NRA pushes for legislation to deter fast-food lawsuits

 
Aug. 4, 2002

WASHINGTON, D.C. -- The National Restaurant Association is urging U.S. senators to develop legislation to prevent what it calls "frivolous class-action lawsuits" being filed against the restaurant industry.

According to an NRA release, the Senate Judiciary Committee held a hearing on class-action litigation during the last week of July, and the House of Representatives in March passed the Class Action Fairness Act of 2002. Should the act become law, it would, in some cases, remove national, multi-million dollar class actions from state courts and move them to federal courts.

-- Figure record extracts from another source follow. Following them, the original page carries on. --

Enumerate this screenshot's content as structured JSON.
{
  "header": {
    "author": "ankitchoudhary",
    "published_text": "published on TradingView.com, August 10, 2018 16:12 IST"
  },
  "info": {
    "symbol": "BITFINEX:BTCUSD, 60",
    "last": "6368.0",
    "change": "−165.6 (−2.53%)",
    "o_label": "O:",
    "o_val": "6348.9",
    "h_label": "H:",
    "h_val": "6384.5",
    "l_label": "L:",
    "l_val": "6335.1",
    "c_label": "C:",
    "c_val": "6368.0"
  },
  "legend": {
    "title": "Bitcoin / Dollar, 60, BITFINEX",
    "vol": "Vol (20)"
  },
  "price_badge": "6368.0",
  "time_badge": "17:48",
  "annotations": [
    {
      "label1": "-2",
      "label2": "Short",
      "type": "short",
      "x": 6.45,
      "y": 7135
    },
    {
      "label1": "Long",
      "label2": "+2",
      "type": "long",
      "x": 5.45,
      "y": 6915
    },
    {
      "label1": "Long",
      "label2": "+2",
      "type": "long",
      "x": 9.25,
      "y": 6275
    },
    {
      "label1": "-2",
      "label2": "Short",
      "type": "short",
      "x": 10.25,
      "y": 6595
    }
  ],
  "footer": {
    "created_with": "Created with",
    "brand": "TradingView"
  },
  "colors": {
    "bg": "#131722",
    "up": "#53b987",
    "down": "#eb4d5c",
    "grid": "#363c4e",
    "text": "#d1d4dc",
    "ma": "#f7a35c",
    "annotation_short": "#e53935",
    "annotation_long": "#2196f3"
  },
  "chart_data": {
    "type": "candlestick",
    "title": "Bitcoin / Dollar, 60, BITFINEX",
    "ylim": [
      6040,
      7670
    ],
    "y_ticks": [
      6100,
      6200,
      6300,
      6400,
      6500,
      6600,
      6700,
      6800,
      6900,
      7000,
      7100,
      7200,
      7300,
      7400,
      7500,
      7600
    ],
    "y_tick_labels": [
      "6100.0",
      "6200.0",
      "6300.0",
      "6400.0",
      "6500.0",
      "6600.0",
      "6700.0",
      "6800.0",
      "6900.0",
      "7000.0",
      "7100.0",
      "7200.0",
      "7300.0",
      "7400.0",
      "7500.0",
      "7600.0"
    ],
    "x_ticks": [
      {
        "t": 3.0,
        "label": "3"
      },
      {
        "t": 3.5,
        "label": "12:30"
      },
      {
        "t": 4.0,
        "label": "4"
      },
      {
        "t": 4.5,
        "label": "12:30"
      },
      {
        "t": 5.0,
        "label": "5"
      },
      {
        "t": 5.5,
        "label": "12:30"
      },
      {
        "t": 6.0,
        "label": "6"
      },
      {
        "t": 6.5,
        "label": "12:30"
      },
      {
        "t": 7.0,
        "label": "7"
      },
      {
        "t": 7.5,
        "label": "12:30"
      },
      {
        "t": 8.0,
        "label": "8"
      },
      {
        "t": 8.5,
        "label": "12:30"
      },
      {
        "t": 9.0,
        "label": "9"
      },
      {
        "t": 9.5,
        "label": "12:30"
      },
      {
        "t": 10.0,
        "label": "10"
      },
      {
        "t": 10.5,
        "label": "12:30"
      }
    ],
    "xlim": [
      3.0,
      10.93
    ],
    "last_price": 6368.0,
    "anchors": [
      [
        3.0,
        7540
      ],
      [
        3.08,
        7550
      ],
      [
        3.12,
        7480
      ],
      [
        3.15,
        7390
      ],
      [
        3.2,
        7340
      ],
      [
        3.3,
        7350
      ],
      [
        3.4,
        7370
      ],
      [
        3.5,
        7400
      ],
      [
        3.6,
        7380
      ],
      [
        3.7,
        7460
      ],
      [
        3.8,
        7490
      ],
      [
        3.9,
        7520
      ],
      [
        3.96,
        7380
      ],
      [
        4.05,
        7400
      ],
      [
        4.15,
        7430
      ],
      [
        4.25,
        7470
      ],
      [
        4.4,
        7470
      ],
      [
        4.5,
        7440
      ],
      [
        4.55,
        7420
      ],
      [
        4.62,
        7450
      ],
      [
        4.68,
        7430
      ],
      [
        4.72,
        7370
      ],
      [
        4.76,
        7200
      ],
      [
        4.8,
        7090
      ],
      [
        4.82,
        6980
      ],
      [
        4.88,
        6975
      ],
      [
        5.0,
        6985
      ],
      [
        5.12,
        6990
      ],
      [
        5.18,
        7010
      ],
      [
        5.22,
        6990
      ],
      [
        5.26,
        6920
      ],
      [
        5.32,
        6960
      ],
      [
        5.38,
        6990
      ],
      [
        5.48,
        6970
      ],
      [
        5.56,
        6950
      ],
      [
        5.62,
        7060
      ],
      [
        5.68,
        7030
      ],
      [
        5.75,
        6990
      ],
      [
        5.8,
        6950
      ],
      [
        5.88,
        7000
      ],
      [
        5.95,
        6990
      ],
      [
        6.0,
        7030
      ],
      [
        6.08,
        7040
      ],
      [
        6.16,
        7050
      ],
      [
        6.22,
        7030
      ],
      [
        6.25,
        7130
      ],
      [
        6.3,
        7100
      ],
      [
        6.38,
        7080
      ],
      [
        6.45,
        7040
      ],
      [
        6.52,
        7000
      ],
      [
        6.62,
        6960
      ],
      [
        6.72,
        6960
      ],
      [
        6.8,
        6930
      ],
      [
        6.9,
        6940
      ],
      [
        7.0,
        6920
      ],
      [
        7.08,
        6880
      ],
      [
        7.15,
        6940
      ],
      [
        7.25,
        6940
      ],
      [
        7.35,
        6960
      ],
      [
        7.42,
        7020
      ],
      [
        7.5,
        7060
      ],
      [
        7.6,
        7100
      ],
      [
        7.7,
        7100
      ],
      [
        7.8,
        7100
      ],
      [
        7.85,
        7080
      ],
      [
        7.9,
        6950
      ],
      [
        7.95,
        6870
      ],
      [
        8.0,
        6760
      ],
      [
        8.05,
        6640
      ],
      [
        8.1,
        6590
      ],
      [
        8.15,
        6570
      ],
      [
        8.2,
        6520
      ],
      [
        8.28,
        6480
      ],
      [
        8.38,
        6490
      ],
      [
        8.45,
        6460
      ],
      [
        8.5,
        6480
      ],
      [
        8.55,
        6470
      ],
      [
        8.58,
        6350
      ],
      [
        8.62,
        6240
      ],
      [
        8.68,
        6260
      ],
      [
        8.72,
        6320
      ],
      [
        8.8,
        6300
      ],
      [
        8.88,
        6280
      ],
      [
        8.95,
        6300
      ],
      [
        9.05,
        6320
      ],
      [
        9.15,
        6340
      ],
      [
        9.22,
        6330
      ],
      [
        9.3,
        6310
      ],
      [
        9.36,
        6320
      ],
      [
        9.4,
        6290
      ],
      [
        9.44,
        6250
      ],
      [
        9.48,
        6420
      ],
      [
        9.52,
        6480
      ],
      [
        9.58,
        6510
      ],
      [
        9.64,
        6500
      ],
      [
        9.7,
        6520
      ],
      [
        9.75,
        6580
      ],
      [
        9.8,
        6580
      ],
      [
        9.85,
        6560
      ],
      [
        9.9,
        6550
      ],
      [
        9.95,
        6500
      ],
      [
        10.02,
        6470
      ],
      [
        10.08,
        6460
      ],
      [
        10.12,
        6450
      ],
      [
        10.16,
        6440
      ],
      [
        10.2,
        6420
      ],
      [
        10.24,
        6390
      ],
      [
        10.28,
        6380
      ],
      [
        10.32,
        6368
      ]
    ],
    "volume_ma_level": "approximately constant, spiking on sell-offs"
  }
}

"The recent news of a New York City lawyer filing a senseless, baseless and ridiculous lawsuit against four restaurant companies is further evidence of attorneys lining their own pockets with frivolous lawsuits that overburden the country's legal system," said Steven C. Anderson, the NRA's president and chief executive officer. "Our nation's judicial system is being abused by individuals for their own financial gain and small businesses are paying the price."

Anderson's remarks were in reference to a suit filed on July 25 by Caesar Barber, 56, in New York's Bronx Supreme Court. In the suit, Barber, who is 5' 10" and weighs 272 pounds, blames McDonald's, Wendy's, Burger King and Kentucky Fried Chicken for selling him food that was dangerous to his health.

Barber, a diabetic who has suffered two heart attacks in six years, also claims he believed fast food, which he ate for decades, was healthy for him.